Notre centrale syndicale est sensible aux difficultés provoquées par cette décision pour les agents concernés. Cependant, les choix opérés pour eux provoquaient des ruptures de droit évidentes et ouvraient la voie à de nombreux abus.

Ainsi, l’arrêt de la cour administrative d’appel de Paris vient rappeler le caractère illégal des conditions dans lesquelles ces personnes voulaient être intégrées à la fonction publique en précisant que :

« Considérant qu’il ressort des pièces produites en appel que la délibération du 31 mars 2015 a été prise pour l’application d’un relevé de décision signé le 31 mars 2014 par le directeur général par intérim du [CHPF] et les représentants de plusieurs organisations syndicales à la suite du préavis de grève déposé le 26 mars 2014 par ces organisations ; qu’il ressort des termes de cet accord, corroborés par un courrier du 30 mars 2015 adressé par le directeur de la modernisation et des réformes de l’administration au président de la Polynésie française, que la direction du [CHPF] s’engageait, d’une part, à soumettre à son conseil d’administration la création de 24 postes de catégorie D et à réserver ces postes à des secrétaires médicales recrutées sur la base de multiples contrats à durée déterminée et ayant échoué ou ne s’étant pas présenté à l’examen professionnel d’intégration des secrétaires médicales de catégorie C organisé en 2012, d’autre part à proposer à son conseil d’administration la dévolution à ces agents de « taches d’un niveau supérieur » et l’attribution d’une indemnité compensatoire afin d’éviter toute diminution de la rémunération qu’ils percevaient en tant que contractuel ; que par suite si la Polynésie française et le [CHPF] soutiennent que la délibération litigieuse a pour but d’assurer la continuité du service public, il ressort des pièces du dossier que cette délibération a eu en réalité pour seul but de procurer des avantages à ces agents et qu’elle est dès lors entachée de détournement de pouvoir ».
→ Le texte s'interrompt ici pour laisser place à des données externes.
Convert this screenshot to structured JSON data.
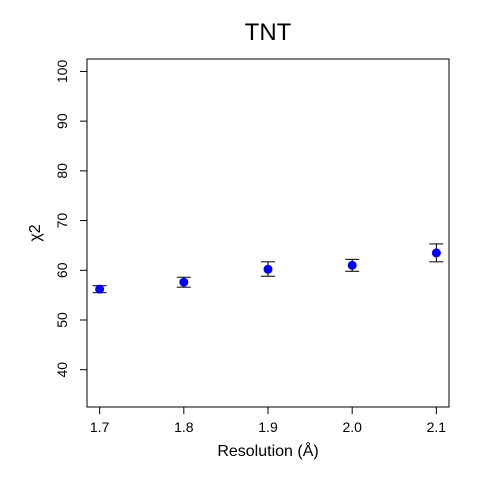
{
  "chart_data": {
    "type": "scatter",
    "title": "TNT",
    "xlabel": "Resolution (Å)",
    "ylabel": "χ2",
    "x_ticks": [
      "1.7",
      "1.8",
      "1.9",
      "2.0",
      "2.1"
    ],
    "y_ticks": [
      "40",
      "50",
      "60",
      "70",
      "80",
      "90",
      "100"
    ],
    "xlim": [
      1.685,
      2.115
    ],
    "ylim": [
      32.5,
      102.5
    ],
    "grid": false,
    "series": [
      {
        "color": "#0000ff",
        "points": [
          {
            "x": 1.7,
            "y": 56.2,
            "err_low": 55.5,
            "err_high": 56.9
          },
          {
            "x": 1.8,
            "y": 57.6,
            "err_low": 56.6,
            "err_high": 58.6
          },
          {
            "x": 1.9,
            "y": 60.2,
            "err_low": 58.8,
            "err_high": 61.7
          },
          {
            "x": 2.0,
            "y": 61.0,
            "err_low": 59.8,
            "err_high": 62.2
          },
          {
            "x": 2.1,
            "y": 63.5,
            "err_low": 61.7,
            "err_high": 65.3
          }
        ]
      }
    ]
  }
}
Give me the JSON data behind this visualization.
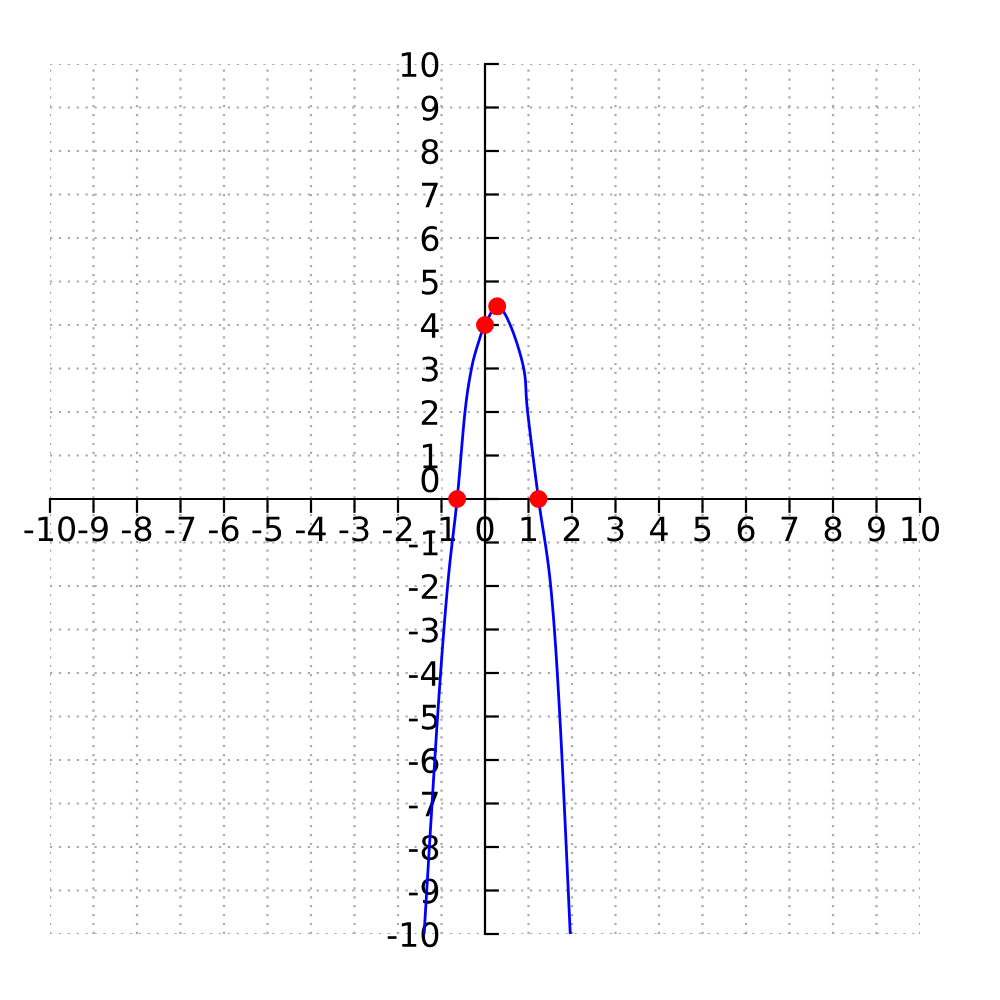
{
  "chart_data": {
    "type": "line",
    "series": [
      {
        "color": "#0000ff",
        "marker": "none",
        "x": [
          -1.4,
          -1.09,
          -0.86,
          -0.64,
          -0.46,
          -0.31,
          -0.15,
          0,
          0.28,
          0.58,
          0.89,
          0.98,
          1.23,
          1.51,
          1.72,
          1.96
        ],
        "values": [
          -10,
          -5,
          -2,
          0,
          2,
          3,
          3.6,
          4,
          4.43,
          4,
          3,
          2,
          0,
          -2,
          -5,
          -10
        ]
      },
      {
        "type": "scatter",
        "color": "#ff0000",
        "marker": "circle",
        "x": [
          -0.64,
          0,
          0.28,
          1.23
        ],
        "values": [
          0,
          4,
          4.43,
          0
        ]
      }
    ],
    "xlim": [
      -10,
      10
    ],
    "ylim": [
      -10,
      10
    ],
    "xticks": [
      -10,
      -9,
      -8,
      -7,
      -6,
      -5,
      -4,
      -3,
      -2,
      -1,
      0,
      1,
      2,
      3,
      4,
      5,
      6,
      7,
      8,
      9,
      10
    ],
    "yticks": [
      -10,
      -9,
      -8,
      -7,
      -6,
      -5,
      -4,
      -3,
      -2,
      -1,
      0,
      1,
      2,
      3,
      4,
      5,
      6,
      7,
      8,
      9,
      10
    ],
    "grid": true,
    "legend": false,
    "line_style": "solid"
  }
}
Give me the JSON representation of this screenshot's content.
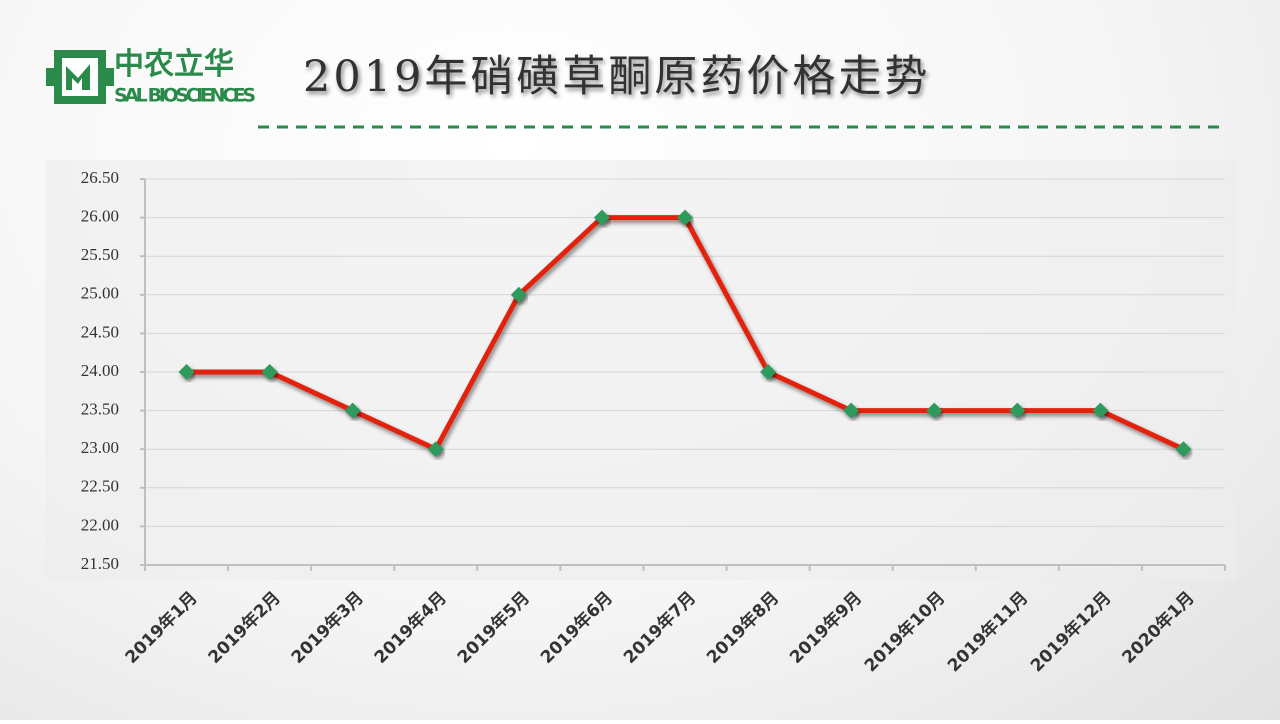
{
  "logo": {
    "name": "中农立华",
    "subtitle": "SAL BIOSCIENCES"
  },
  "chart_data": {
    "type": "line",
    "title": "2019年硝磺草酮原药价格走势",
    "categories": [
      "2019年1月",
      "2019年2月",
      "2019年3月",
      "2019年4月",
      "2019年5月",
      "2019年6月",
      "2019年7月",
      "2019年8月",
      "2019年9月",
      "2019年10月",
      "2019年11月",
      "2019年12月",
      "2020年1月"
    ],
    "series": [
      {
        "color": "#e3230f",
        "marker_color": "#2f9a5c",
        "values": [
          24,
          24,
          23.5,
          23,
          25,
          26,
          26,
          24,
          23.5,
          23.5,
          23.5,
          23.5,
          23
        ]
      }
    ],
    "ylim": [
      21.5,
      26.5
    ],
    "yticks": [
      {
        "value": 21.5,
        "label": "21.50"
      },
      {
        "value": 22,
        "label": "22.00"
      },
      {
        "value": 22.5,
        "label": "22.50"
      },
      {
        "value": 23,
        "label": "23.00"
      },
      {
        "value": 23.5,
        "label": "23.50"
      },
      {
        "value": 24,
        "label": "24.00"
      },
      {
        "value": 24.5,
        "label": "24.50"
      },
      {
        "value": 25,
        "label": "25.00"
      },
      {
        "value": 25.5,
        "label": "25.50"
      },
      {
        "value": 26,
        "label": "26.00"
      },
      {
        "value": 26.5,
        "label": "26.50"
      }
    ],
    "grid": true
  }
}
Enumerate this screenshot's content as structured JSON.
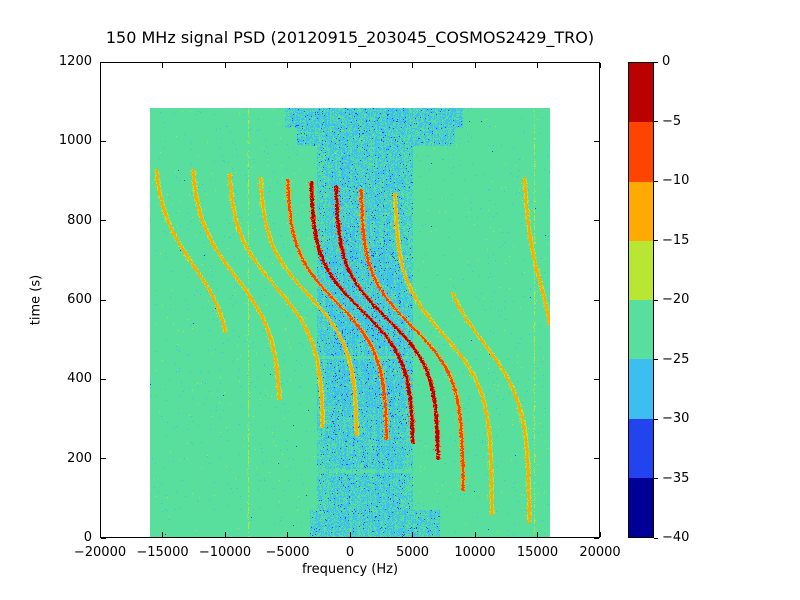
{
  "figure": {
    "title": "150 MHz signal PSD (20120915_203045_COSMOS2429_TRO)"
  },
  "chart_data": {
    "type": "heatmap",
    "title": "150 MHz signal PSD (20120915_203045_COSMOS2429_TRO)",
    "xlabel": "frequency (Hz)",
    "ylabel": "time (s)",
    "xlim": [
      -20000,
      20000
    ],
    "ylim": [
      0,
      1200
    ],
    "xticks": {
      "values": [
        -20000,
        -15000,
        -10000,
        -5000,
        0,
        5000,
        10000,
        15000,
        20000
      ],
      "labels": [
        "−20000",
        "−15000",
        "−10000",
        "−5000",
        "0",
        "5000",
        "10000",
        "15000",
        "20000"
      ]
    },
    "yticks": {
      "values": [
        0,
        200,
        400,
        600,
        800,
        1000,
        1200
      ],
      "labels": [
        "0",
        "200",
        "400",
        "600",
        "800",
        "1000",
        "1200"
      ]
    },
    "colorbar": {
      "vmin": -40,
      "vmax": 0,
      "n_levels": 8,
      "tick_values": [
        0,
        -5,
        -10,
        -15,
        -20,
        -25,
        -30,
        -35,
        -40
      ],
      "tick_labels": [
        "0",
        "−5",
        "−10",
        "−15",
        "−20",
        "−25",
        "−30",
        "−35",
        "−40"
      ],
      "colors_bottom_to_top": [
        "#000099",
        "#2244ee",
        "#3dbef0",
        "#58df9e",
        "#b8e633",
        "#ffaa00",
        "#ff4400",
        "#bb0000"
      ]
    },
    "data_extent": {
      "freq": [
        -16000,
        16000
      ],
      "time": [
        0,
        1085
      ]
    },
    "background_level_db": -22,
    "noise_band": {
      "freq_range": [
        -2600,
        5000
      ],
      "core_freq_range": [
        -1600,
        4300
      ],
      "level_db": -27,
      "dense_time_range": [
        330,
        730
      ],
      "top_blob": {
        "time_range": [
          990,
          1085
        ],
        "freq_range": [
          -4200,
          8400
        ]
      },
      "wide_top_blob": {
        "time_range": [
          1035,
          1085
        ],
        "freq_range": [
          -5200,
          9000
        ]
      },
      "bottom_blob": {
        "time_range": [
          0,
          70
        ],
        "freq_range": [
          -3200,
          7200
        ]
      },
      "gap_lines_time": [
        170,
        455
      ]
    },
    "vertical_lines": [
      {
        "freq": -8200,
        "level_db": -17
      },
      {
        "freq": 14700,
        "level_db": -17
      }
    ],
    "doppler_traces": [
      {
        "f_center": -12600,
        "amplitude": 3200,
        "t_mid": 690,
        "tau": 150,
        "level_db": -14,
        "t_range": [
          520,
          930
        ]
      },
      {
        "f_center": -9200,
        "amplitude": 3600,
        "t_mid": 660,
        "tau": 150,
        "level_db": -15,
        "t_range": [
          350,
          930
        ]
      },
      {
        "f_center": -6000,
        "amplitude": 3800,
        "t_mid": 635,
        "tau": 140,
        "level_db": -13,
        "t_range": [
          280,
          920
        ]
      },
      {
        "f_center": -3400,
        "amplitude": 3900,
        "t_mid": 615,
        "tau": 135,
        "level_db": -12,
        "t_range": [
          260,
          910
        ]
      },
      {
        "f_center": -1100,
        "amplitude": 4000,
        "t_mid": 595,
        "tau": 130,
        "level_db": -9,
        "t_range": [
          250,
          905
        ]
      },
      {
        "f_center": 900,
        "amplitude": 4100,
        "t_mid": 575,
        "tau": 128,
        "level_db": -4,
        "t_range": [
          240,
          900
        ]
      },
      {
        "f_center": 2900,
        "amplitude": 4100,
        "t_mid": 555,
        "tau": 128,
        "level_db": -3,
        "t_range": [
          200,
          890
        ]
      },
      {
        "f_center": 4900,
        "amplitude": 4100,
        "t_mid": 535,
        "tau": 132,
        "level_db": -8,
        "t_range": [
          120,
          880
        ]
      },
      {
        "f_center": 7400,
        "amplitude": 3900,
        "t_mid": 515,
        "tau": 142,
        "level_db": -12,
        "t_range": [
          60,
          870
        ]
      },
      {
        "f_center": 10600,
        "amplitude": 3700,
        "t_mid": 495,
        "tau": 155,
        "level_db": -14,
        "t_range": [
          40,
          620
        ]
      },
      {
        "f_center": 15200,
        "amplitude": 1400,
        "t_mid": 640,
        "tau": 170,
        "level_db": -14,
        "t_range": [
          480,
          910
        ]
      }
    ]
  }
}
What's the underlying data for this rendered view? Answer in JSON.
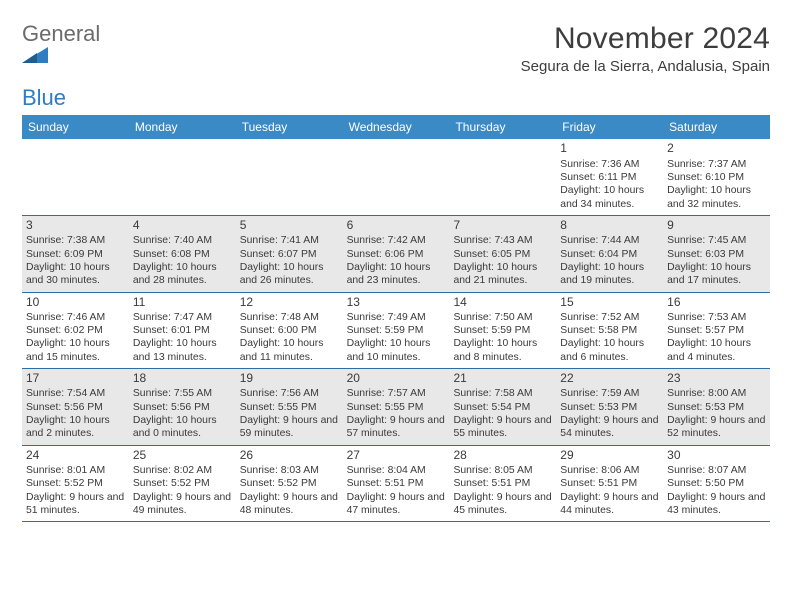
{
  "brand": {
    "text_gray": "General",
    "text_blue": "Blue",
    "icon_fill": "#2e7cc2"
  },
  "title": "November 2024",
  "location": "Segura de la Sierra, Andalusia, Spain",
  "colors": {
    "header_bg": "#3a8ac6",
    "header_text": "#ffffff",
    "border": "#2e6ea8",
    "shaded_bg": "#e8e8e8",
    "text": "#3a3a3a",
    "page_bg": "#ffffff"
  },
  "layout": {
    "columns": 7,
    "rows": 5,
    "first_weekday_index": 5,
    "days_in_month": 30,
    "day_fontsize": 12,
    "detail_fontsize": 10.4
  },
  "weekdays": [
    "Sunday",
    "Monday",
    "Tuesday",
    "Wednesday",
    "Thursday",
    "Friday",
    "Saturday"
  ],
  "days": [
    {
      "n": 1,
      "sunrise": "7:36 AM",
      "sunset": "6:11 PM",
      "daylight": "10 hours and 34 minutes."
    },
    {
      "n": 2,
      "sunrise": "7:37 AM",
      "sunset": "6:10 PM",
      "daylight": "10 hours and 32 minutes."
    },
    {
      "n": 3,
      "sunrise": "7:38 AM",
      "sunset": "6:09 PM",
      "daylight": "10 hours and 30 minutes."
    },
    {
      "n": 4,
      "sunrise": "7:40 AM",
      "sunset": "6:08 PM",
      "daylight": "10 hours and 28 minutes."
    },
    {
      "n": 5,
      "sunrise": "7:41 AM",
      "sunset": "6:07 PM",
      "daylight": "10 hours and 26 minutes."
    },
    {
      "n": 6,
      "sunrise": "7:42 AM",
      "sunset": "6:06 PM",
      "daylight": "10 hours and 23 minutes."
    },
    {
      "n": 7,
      "sunrise": "7:43 AM",
      "sunset": "6:05 PM",
      "daylight": "10 hours and 21 minutes."
    },
    {
      "n": 8,
      "sunrise": "7:44 AM",
      "sunset": "6:04 PM",
      "daylight": "10 hours and 19 minutes."
    },
    {
      "n": 9,
      "sunrise": "7:45 AM",
      "sunset": "6:03 PM",
      "daylight": "10 hours and 17 minutes."
    },
    {
      "n": 10,
      "sunrise": "7:46 AM",
      "sunset": "6:02 PM",
      "daylight": "10 hours and 15 minutes."
    },
    {
      "n": 11,
      "sunrise": "7:47 AM",
      "sunset": "6:01 PM",
      "daylight": "10 hours and 13 minutes."
    },
    {
      "n": 12,
      "sunrise": "7:48 AM",
      "sunset": "6:00 PM",
      "daylight": "10 hours and 11 minutes."
    },
    {
      "n": 13,
      "sunrise": "7:49 AM",
      "sunset": "5:59 PM",
      "daylight": "10 hours and 10 minutes."
    },
    {
      "n": 14,
      "sunrise": "7:50 AM",
      "sunset": "5:59 PM",
      "daylight": "10 hours and 8 minutes."
    },
    {
      "n": 15,
      "sunrise": "7:52 AM",
      "sunset": "5:58 PM",
      "daylight": "10 hours and 6 minutes."
    },
    {
      "n": 16,
      "sunrise": "7:53 AM",
      "sunset": "5:57 PM",
      "daylight": "10 hours and 4 minutes."
    },
    {
      "n": 17,
      "sunrise": "7:54 AM",
      "sunset": "5:56 PM",
      "daylight": "10 hours and 2 minutes."
    },
    {
      "n": 18,
      "sunrise": "7:55 AM",
      "sunset": "5:56 PM",
      "daylight": "10 hours and 0 minutes."
    },
    {
      "n": 19,
      "sunrise": "7:56 AM",
      "sunset": "5:55 PM",
      "daylight": "9 hours and 59 minutes."
    },
    {
      "n": 20,
      "sunrise": "7:57 AM",
      "sunset": "5:55 PM",
      "daylight": "9 hours and 57 minutes."
    },
    {
      "n": 21,
      "sunrise": "7:58 AM",
      "sunset": "5:54 PM",
      "daylight": "9 hours and 55 minutes."
    },
    {
      "n": 22,
      "sunrise": "7:59 AM",
      "sunset": "5:53 PM",
      "daylight": "9 hours and 54 minutes."
    },
    {
      "n": 23,
      "sunrise": "8:00 AM",
      "sunset": "5:53 PM",
      "daylight": "9 hours and 52 minutes."
    },
    {
      "n": 24,
      "sunrise": "8:01 AM",
      "sunset": "5:52 PM",
      "daylight": "9 hours and 51 minutes."
    },
    {
      "n": 25,
      "sunrise": "8:02 AM",
      "sunset": "5:52 PM",
      "daylight": "9 hours and 49 minutes."
    },
    {
      "n": 26,
      "sunrise": "8:03 AM",
      "sunset": "5:52 PM",
      "daylight": "9 hours and 48 minutes."
    },
    {
      "n": 27,
      "sunrise": "8:04 AM",
      "sunset": "5:51 PM",
      "daylight": "9 hours and 47 minutes."
    },
    {
      "n": 28,
      "sunrise": "8:05 AM",
      "sunset": "5:51 PM",
      "daylight": "9 hours and 45 minutes."
    },
    {
      "n": 29,
      "sunrise": "8:06 AM",
      "sunset": "5:51 PM",
      "daylight": "9 hours and 44 minutes."
    },
    {
      "n": 30,
      "sunrise": "8:07 AM",
      "sunset": "5:50 PM",
      "daylight": "9 hours and 43 minutes."
    }
  ],
  "labels": {
    "sunrise_prefix": "Sunrise: ",
    "sunset_prefix": "Sunset: ",
    "daylight_prefix": "Daylight: "
  }
}
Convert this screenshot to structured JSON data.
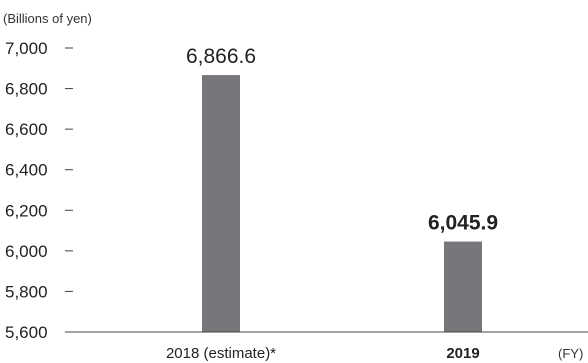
{
  "chart_data": {
    "type": "bar",
    "unit_label": "(Billions of yen)",
    "x_unit_label": "(FY)",
    "categories": [
      "2018 (estimate)*",
      "2019"
    ],
    "values": [
      6866.6,
      6045.9
    ],
    "data_labels": [
      "6,866.6",
      "6,045.9"
    ],
    "emphasized_category": "2019",
    "ylim": [
      5600,
      7000
    ],
    "y_ticks": [
      5600,
      5800,
      6000,
      6200,
      6400,
      6600,
      6800,
      7000
    ],
    "y_tick_labels": [
      "5,600",
      "5,800",
      "6,000",
      "6,200",
      "6,400",
      "6,600",
      "6,800",
      "7,000"
    ],
    "grid": false,
    "bar_color": "#76777a",
    "axis_color": "#444444"
  }
}
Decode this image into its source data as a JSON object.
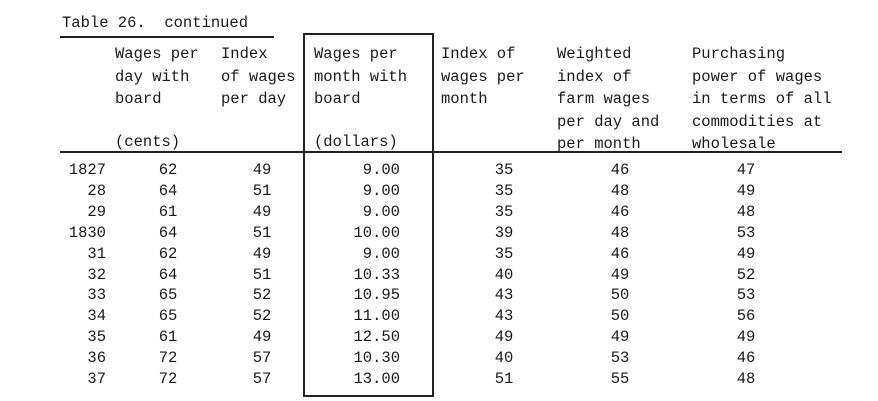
{
  "caption": "Table 26.  continued",
  "columns": [
    {
      "header": "Wages per\nday with\nboard",
      "unit": "(cents)"
    },
    {
      "header": "Index\nof wages\nper day",
      "unit": ""
    },
    {
      "header": "Wages per\nmonth with\nboard",
      "unit": "(dollars)"
    },
    {
      "header": "Index of\nwages per\nmonth",
      "unit": ""
    },
    {
      "header": "Weighted\nindex of\nfarm wages\nper day and\nper month",
      "unit": ""
    },
    {
      "header": "Purchasing\npower of wages\nin terms of all\ncommodities at\nwholesale",
      "unit": ""
    }
  ],
  "rows": [
    {
      "year": "1827",
      "values": [
        "62",
        "49",
        "9.00",
        "35",
        "46",
        "47"
      ]
    },
    {
      "year": "28",
      "values": [
        "64",
        "51",
        "9.00",
        "35",
        "48",
        "49"
      ]
    },
    {
      "year": "29",
      "values": [
        "61",
        "49",
        "9.00",
        "35",
        "46",
        "48"
      ]
    },
    {
      "year": "1830",
      "values": [
        "64",
        "51",
        "10.00",
        "39",
        "48",
        "53"
      ]
    },
    {
      "year": "31",
      "values": [
        "62",
        "49",
        "9.00",
        "35",
        "46",
        "49"
      ]
    },
    {
      "year": "32",
      "values": [
        "64",
        "51",
        "10.33",
        "40",
        "49",
        "52"
      ]
    },
    {
      "year": "33",
      "values": [
        "65",
        "52",
        "10.95",
        "43",
        "50",
        "53"
      ]
    },
    {
      "year": "34",
      "values": [
        "65",
        "52",
        "11.00",
        "43",
        "50",
        "56"
      ]
    },
    {
      "year": "35",
      "values": [
        "61",
        "49",
        "12.50",
        "49",
        "49",
        "49"
      ]
    },
    {
      "year": "36",
      "values": [
        "72",
        "57",
        "10.30",
        "40",
        "53",
        "46"
      ]
    },
    {
      "year": "37",
      "values": [
        "72",
        "57",
        "13.00",
        "51",
        "55",
        "48"
      ]
    }
  ]
}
Le Pays avait envisagé de recruter ces personnes en catégorie D (catégorie qui ne requiert aucun concours d’entrée) puis de leur accorder une prime pour les ramener au niveau de salaire des catégories C.

Cette situation était injuste pour les agents qui ont réussi le concours en question. Elle l’est aussi vis-vis de tous les autres agents de catégorie C qui n’ont jamais eu droit à de telles dérogations…

L’arrêt de la cour administrative d’appel de Paris destitue donc ces agents de leurs conditions de travail fortement avantageuses, et notamment de la prime qui leur avait été accordée au titre d’un détournement de pouvoir.

L’amertume des intéressé(e)s ne devrait donc pas être tournée vers notre syndicat, mais vers les personnes qui ont ouvertement outrepassé les règles qui prévalent dans la fonction publique, et leur ont surtout fait croire que tout était possible. Un protocole d’accord de fin de conflit n’a pas force de loi.

Tolérer de telles pratiques reviendrait à ouvrir la boîte de Pandore à tous les abus comme recruter en catégorie D (sans concours… donc à la discrétion du ministre ou de l’établissement public) avec l’octroi de primes pour gagner autant qu’un catégorie A.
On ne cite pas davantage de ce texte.